4.6En ce qui concerne les activités politiques du requérant, l’État partie note que tant devant les autorités suisses compétentes en matière d’asile que devant le Comité, l’intéressé a soutenu qu’il avait été exclu de l’Université en raison de son activisme politique pendant ses années d’études, qu’il avait participé aux manifestations contre le Président après juin 2009 et qu’il avait été arrêté lors du rassemblement de protestation le 27 décembre 2009. Les autorités compétentes en matière d’asile ont dûment examiné ses allégations et ne les ont pas jugées crédibles, d’autant qu’elles doutaient qu’il ait quitté la République islamique d’Iran à cause de son implication dans les manifestations de décembre 2009. De plus, le requérant n’a pas expliqué en quoi ses activités politiques antérieures l’auraient exposé au risque d’être soumis à la torture à son retour en République islamique d’Iran.

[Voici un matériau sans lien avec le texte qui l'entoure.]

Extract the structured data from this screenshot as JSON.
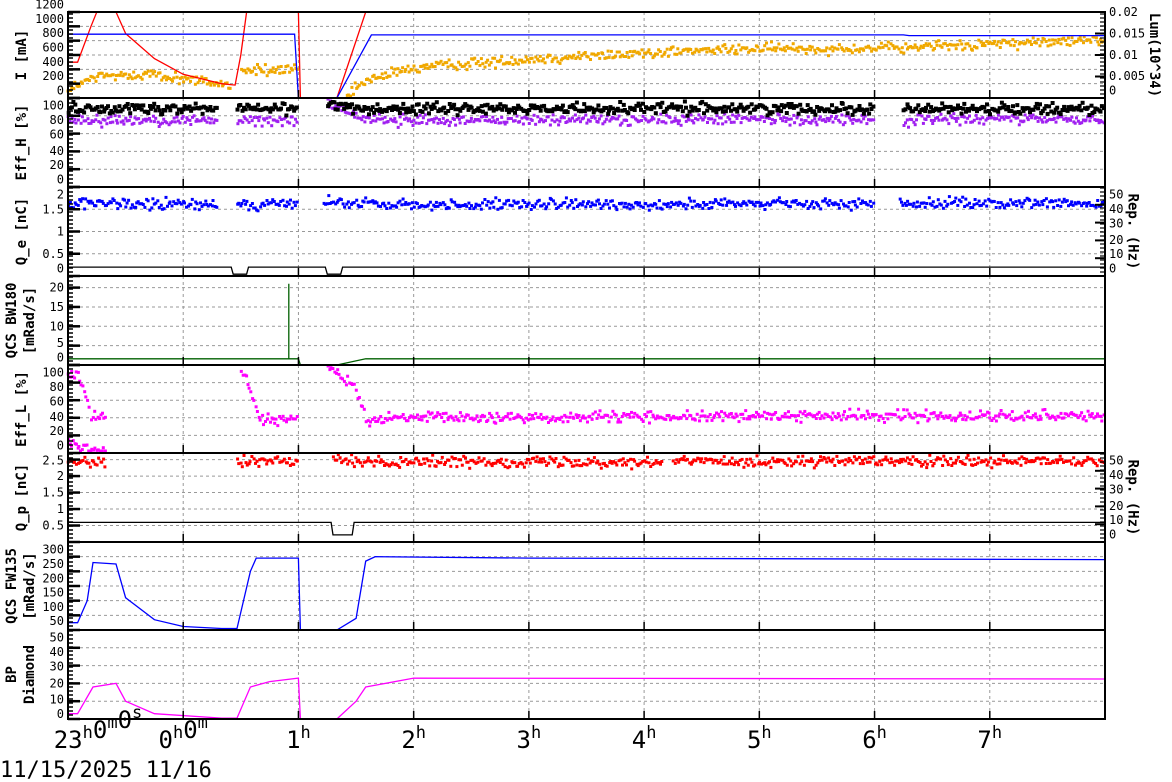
{
  "chart_data": {
    "type": "line",
    "x_axis": {
      "range": [
        "23:00",
        "08:00"
      ],
      "tick_labels": [
        "23h0m0s",
        "0h0m",
        "1h",
        "2h",
        "3h",
        "4h",
        "5h",
        "6h",
        "7h"
      ],
      "tick_times": [
        "23:00",
        "00:00",
        "01:00",
        "02:00",
        "03:00",
        "04:00",
        "05:00",
        "06:00",
        "07:00"
      ],
      "date_label": "11/15/2025 11/16"
    },
    "grid": true,
    "panels": [
      {
        "ylabel": [
          "I [mA]"
        ],
        "ylim": [
          0,
          1200
        ],
        "yticks": [
          0,
          200,
          400,
          600,
          800,
          1000,
          1200
        ],
        "right": {
          "label": "Lum(10^34)",
          "ylim": [
            0,
            0.02
          ],
          "yticks": [
            "0",
            "0.005",
            "0.01",
            "0.015",
            "0.02"
          ]
        },
        "series": [
          {
            "type": "scatter",
            "axis": "right",
            "color": "#f0a800",
            "segments": [
              [
                [
                  "23:00",
                  0.002
                ],
                [
                  "23:15",
                  0.005
                ],
                [
                  "23:40",
                  0.0055
                ],
                [
                  "00:00",
                  0.0045
                ],
                [
                  "00:25",
                  0.003
                ]
              ],
              [
                [
                  "00:30",
                  0.0065
                ],
                [
                  "01:00",
                  0.0065
                ]
              ],
              [
                [
                  "01:25",
                  0.0005
                ],
                [
                  "01:35",
                  0.004
                ],
                [
                  "02:00",
                  0.007
                ],
                [
                  "03:00",
                  0.009
                ],
                [
                  "04:00",
                  0.0105
                ],
                [
                  "05:00",
                  0.0115
                ],
                [
                  "06:00",
                  0.0115
                ],
                [
                  "07:00",
                  0.0125
                ],
                [
                  "08:00",
                  0.0135
                ]
              ]
            ]
          },
          {
            "type": "line",
            "color": "#ff0000",
            "points": [
              [
                "23:00",
                500
              ],
              [
                "23:05",
                500
              ],
              [
                "23:12",
                1000
              ],
              [
                "23:15",
                1200
              ],
              [
                "23:25",
                1200
              ],
              [
                "23:30",
                900
              ],
              [
                "23:45",
                550
              ],
              [
                "00:00",
                330
              ],
              [
                "00:20",
                200
              ],
              [
                "00:27",
                180
              ],
              [
                "00:30",
                600
              ],
              [
                "00:33",
                1200
              ],
              [
                "01:00",
                1200
              ],
              [
                "01:01",
                0
              ],
              [
                "01:20",
                0
              ],
              [
                "01:35",
                1200
              ],
              [
                "08:00",
                1200
              ]
            ]
          },
          {
            "type": "line",
            "color": "#0000ff",
            "points": [
              [
                "23:00",
                890
              ],
              [
                "00:58",
                890
              ],
              [
                "01:00",
                0
              ],
              [
                "01:20",
                0
              ],
              [
                "01:38",
                880
              ],
              [
                "06:15",
                880
              ],
              [
                "06:18",
                870
              ],
              [
                "08:00",
                870
              ]
            ]
          }
        ]
      },
      {
        "ylabel": [
          "Eff_H [%]"
        ],
        "ylim": [
          0,
          100
        ],
        "yticks": [
          0,
          20,
          40,
          60,
          80,
          100
        ],
        "series": [
          {
            "type": "scatter",
            "color": "#a020f0",
            "segments": [
              [
                [
                  "23:00",
                  75
                ],
                [
                  "00:18",
                  75
                ]
              ],
              [
                [
                  "00:28",
                  75
                ],
                [
                  "01:00",
                  75
                ]
              ],
              [
                [
                  "01:15",
                  95
                ],
                [
                  "01:30",
                  80
                ],
                [
                  "01:45",
                  75
                ],
                [
                  "06:00",
                  76
                ]
              ],
              [
                [
                  "06:15",
                  70
                ],
                [
                  "06:20",
                  76
                ],
                [
                  "08:00",
                  76
                ]
              ]
            ]
          },
          {
            "type": "scatter",
            "color": "#000000",
            "segments": [
              [
                [
                  "23:00",
                  88
                ],
                [
                  "00:18",
                  88
                ]
              ],
              [
                [
                  "00:28",
                  88
                ],
                [
                  "01:00",
                  88
                ]
              ],
              [
                [
                  "01:15",
                  92
                ],
                [
                  "01:40",
                  88
                ],
                [
                  "06:00",
                  88
                ]
              ],
              [
                [
                  "06:15",
                  88
                ],
                [
                  "08:00",
                  88
                ]
              ]
            ]
          }
        ]
      },
      {
        "ylabel": [
          "Q_e [nC]"
        ],
        "ylim": [
          0,
          2
        ],
        "yticks": [
          "0",
          "0.5",
          "1",
          "1.5",
          "2"
        ],
        "right": {
          "label": "Rep. (Hz)",
          "ylim": [
            0,
            50
          ],
          "yticks": [
            "0",
            "10",
            "20",
            "30",
            "40",
            "50"
          ]
        },
        "series": [
          {
            "type": "scatter",
            "color": "#0000ff",
            "segments": [
              [
                [
                  "23:00",
                  1.62
                ],
                [
                  "00:18",
                  1.6
                ]
              ],
              [
                [
                  "00:28",
                  1.62
                ],
                [
                  "01:00",
                  1.6
                ]
              ],
              [
                [
                  "01:13",
                  1.65
                ],
                [
                  "01:45",
                  1.6
                ],
                [
                  "06:00",
                  1.62
                ]
              ],
              [
                [
                  "06:13",
                  1.65
                ],
                [
                  "08:00",
                  1.62
                ]
              ]
            ]
          },
          {
            "type": "line",
            "axis": "right",
            "color": "#000000",
            "points": [
              [
                "23:00",
                5
              ],
              [
                "00:25",
                5
              ],
              [
                "00:26",
                1
              ],
              [
                "00:33",
                1
              ],
              [
                "00:34",
                5
              ],
              [
                "01:14",
                5
              ],
              [
                "01:15",
                1
              ],
              [
                "01:22",
                1
              ],
              [
                "01:23",
                5
              ],
              [
                "08:00",
                5
              ]
            ]
          }
        ]
      },
      {
        "ylabel": [
          "QCS BW180",
          "[mRad/s]"
        ],
        "ylim": [
          0,
          23
        ],
        "yticks": [
          0,
          5,
          10,
          15,
          20
        ],
        "series": [
          {
            "type": "line",
            "color": "#006000",
            "points": [
              [
                "23:00",
                1.6
              ],
              [
                "00:55",
                1.6
              ],
              [
                "00:55",
                21
              ],
              [
                "00:55",
                1.6
              ],
              [
                "01:00",
                1.6
              ],
              [
                "01:01",
                0
              ],
              [
                "01:20",
                0
              ],
              [
                "01:35",
                1.6
              ],
              [
                "08:00",
                1.6
              ]
            ]
          },
          {
            "type": "line",
            "color": "#000000",
            "points": [
              [
                "00:20",
                0
              ],
              [
                "08:00",
                0
              ]
            ]
          }
        ]
      },
      {
        "ylabel": [
          "Eff_L [%]"
        ],
        "ylim": [
          0,
          100
        ],
        "yticks": [
          0,
          20,
          40,
          60,
          80,
          100
        ],
        "series": [
          {
            "type": "scatter",
            "color": "#ff00ff",
            "segments": [
              [
                [
                  "23:00",
                  90
                ],
                [
                  "23:05",
                  92
                ],
                [
                  "23:10",
                  60
                ],
                [
                  "23:12",
                  40
                ],
                [
                  "23:20",
                  40
                ]
              ],
              [
                [
                  "00:30",
                  100
                ],
                [
                  "00:35",
                  70
                ],
                [
                  "00:40",
                  38
                ],
                [
                  "01:00",
                  40
                ]
              ],
              [
                [
                  "01:15",
                  100
                ],
                [
                  "01:22",
                  85
                ],
                [
                  "01:28",
                  80
                ],
                [
                  "01:35",
                  38
                ],
                [
                  "02:00",
                  40
                ],
                [
                  "05:00",
                  42
                ],
                [
                  "08:00",
                  43
                ]
              ],
              [
                [
                  "23:00",
                  12
                ],
                [
                  "23:08",
                  3
                ],
                [
                  "23:20",
                  2
                ]
              ]
            ]
          }
        ]
      },
      {
        "ylabel": [
          "Q_p [nC]"
        ],
        "ylim": [
          0,
          2.7
        ],
        "yticks": [
          "0.5",
          "1",
          "1.5",
          "2",
          "2.5"
        ],
        "right": {
          "label": "Rep. (Hz)",
          "ylim": [
            0,
            50
          ],
          "yticks": [
            "0",
            "10",
            "20",
            "30",
            "40",
            "50"
          ]
        },
        "series": [
          {
            "type": "scatter",
            "color": "#ff0000",
            "segments": [
              [
                [
                  "23:00",
                  2.45
                ],
                [
                  "23:20",
                  2.4
                ]
              ],
              [
                [
                  "00:28",
                  2.42
                ],
                [
                  "01:00",
                  2.45
                ]
              ],
              [
                [
                  "01:18",
                  2.45
                ],
                [
                  "04:10",
                  2.42
                ]
              ],
              [
                [
                  "04:15",
                  2.45
                ],
                [
                  "08:00",
                  2.43
                ]
              ]
            ]
          },
          {
            "type": "line",
            "axis": "right",
            "color": "#000000",
            "points": [
              [
                "23:00",
                11
              ],
              [
                "01:17",
                11
              ],
              [
                "01:18",
                4
              ],
              [
                "01:28",
                4
              ],
              [
                "01:29",
                11
              ],
              [
                "08:00",
                11
              ]
            ]
          }
        ]
      },
      {
        "ylabel": [
          "QCS FW135",
          "[mRad/s]"
        ],
        "ylim": [
          0,
          300
        ],
        "yticks": [
          50,
          100,
          150,
          200,
          250,
          300
        ],
        "series": [
          {
            "type": "line",
            "color": "#0000ff",
            "points": [
              [
                "23:00",
                25
              ],
              [
                "23:05",
                25
              ],
              [
                "23:10",
                100
              ],
              [
                "23:13",
                230
              ],
              [
                "23:25",
                225
              ],
              [
                "23:30",
                110
              ],
              [
                "23:45",
                35
              ],
              [
                "00:00",
                12
              ],
              [
                "00:20",
                5
              ],
              [
                "00:28",
                5
              ],
              [
                "00:35",
                200
              ],
              [
                "00:38",
                245
              ],
              [
                "01:00",
                245
              ],
              [
                "01:01",
                0
              ],
              [
                "01:20",
                0
              ],
              [
                "01:30",
                40
              ],
              [
                "01:35",
                235
              ],
              [
                "01:40",
                250
              ],
              [
                "03:00",
                245
              ],
              [
                "08:00",
                240
              ]
            ]
          }
        ]
      },
      {
        "ylabel": [
          "BP",
          "Diamond"
        ],
        "ylim": [
          0,
          50
        ],
        "yticks": [
          0,
          10,
          20,
          30,
          40,
          50
        ],
        "series": [
          {
            "type": "line",
            "color": "#ff00ff",
            "points": [
              [
                "23:00",
                3
              ],
              [
                "23:05",
                3
              ],
              [
                "23:13",
                18
              ],
              [
                "23:25",
                20
              ],
              [
                "23:30",
                10
              ],
              [
                "23:45",
                3
              ],
              [
                "00:20",
                0.5
              ],
              [
                "00:28",
                0.5
              ],
              [
                "00:35",
                18
              ],
              [
                "00:45",
                21
              ],
              [
                "01:00",
                23
              ],
              [
                "01:01",
                0
              ],
              [
                "01:20",
                0
              ],
              [
                "01:30",
                10
              ],
              [
                "01:35",
                18
              ],
              [
                "02:00",
                23
              ],
              [
                "08:00",
                22.5
              ]
            ]
          }
        ]
      }
    ]
  }
}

Il n’a pas non plus soutenu avoir été soumis à un tel traitement en République islamique d’Iran au motif de ses activités politiques.

4.7En ce qui concerne la crédibilité du requérant et la cohérence des faits rapportés, les autorités suisses compétentes en matière d’asile ont établi que le récit du requérant n’était pas plausible. En particulier, elles n’ont pas ajouté foi aux propos du requérant selon lesquels il aurait agressé les policiers parce qu’ils avaient harcelé les femmes et les enfants lors de la manifestation du 27 décembre 2009. Ses allégations concernant l’arrestation dans le camion paraissaient également peu crédibles. Lors du premier entretien avec les autorités compétentes, le 6 septembre 2010, il avait déclaré que les policiers avaient compté les personnes interpellées présentes dans le camion toutes les quinze minutes mais, par la suite, il avait indiqué que son arrestation n’avait duré que dix minutes. De surcroît, lors du deuxième entretien, il avait indiqué que les policiers avaient compté les personnes interpellées toutes les dix à quinze minutes, qu’ils lui avaient donné des coups de pied à trois ou quatre reprises et que son arrestation n’avait pas duré plus de trente minutes. Le requérant avait répondu aux questions concernant la durée de son arrestation sans hésitation, sans faire la moindre allusion à la possibilité qu’il ait été perturbé lorsqu’il avait signé la transcription du premier entretien.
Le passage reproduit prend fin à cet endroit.